Exploitation of immigrant workers not to pass unpunished
Lately we have once again witnessed how workers are exploited under almost slavish conditions in the Swedish labour market. This time focus is on Cameroon guest workers who came to Sweden to afforest with the promise of a salary of SEK 18,500/month (approx. Euro 2,145) and an additional SEK 6,000 (approx. Euro 695) as subsistence allowance.
On arrival, the salary agreement was turned into piecework and suddenly they were to receive SEK 0.22 (approx Euro 0.03) per plant. In order to obtain the same amount as the original salary, they would have had to work day and night setting 3,500 plants daily. This is twice as much as an experienced forest worker is capable of doing and this was thus a slave contract.
It is a mistake to let employers, without transparency from the authorities’ side, to be in total control of the workforce immigration. The deregulation of the system four years ago has turn out to be a complete flop. Since then we have regularly experienced shocking cases of exploitation, fiddling and hassles.
At the same time, we have heard the Minister for Migration, energetically maintaining that nothing further needs to be done, and that no legislative adjustment is needed. Now these negative facts are no longer possible to deny, Mr. Thorbjörn Johansson LO Negotiating Secretary, says.
Therefore LO demands that the Swedish Migration Board or other authority should be obliged by law to examine the reliability of employers and job offers. In the case of the forest workers from Cameroon, the reasonableness of the employer’s statement should be questioned if he refers to recruitment difficulties despite of a monthly pay of SEK 25,000 and tasks not requiring professional training.
It is not a reasonable process when the workforce is persuaded to come here from the other side of the world on grounds of a loosely formulated job offer, which the employer can single-handedly alter afterwards. The work permit is being granted based on a non-binding job offer. This must be changed.

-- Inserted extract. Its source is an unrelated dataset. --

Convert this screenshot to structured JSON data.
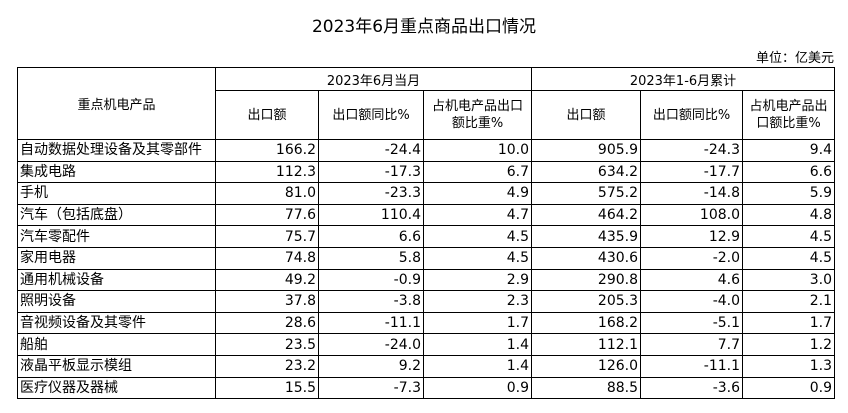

We have an adequate demand – that employees must be guaranteed fair working conditions here in Sweden. The only appropriate approach is to demand that work permits are granted only if there are legally binding employment contracts registered at the Swedish Migration Board, continues Torbjörn Johansson.
As things are now it is the worker who alone bears the whole risk. If the Swedish Migration Board or any other authority gets knowledge of deficient working conditions, the work permit is suspended. This is a fact and there has been thousands of cases over a period of only four years.
But no employer has ever been found guilty or even been prosecuted for having exploited workers or mislead the Migration Board. This is unacceptable. We demand that migrant workers having been used by unscrupulous employers must not risk deportation and that these employers must be prosecuted, Torbjörn Johansson states.
Our hope are now centered on that the Green Party in order for this to happen. The Green Party must stop supporting the minority government. Without their active support there had never been these recurrent cases with people who are being exploited, Torbjörn Johansson concludes.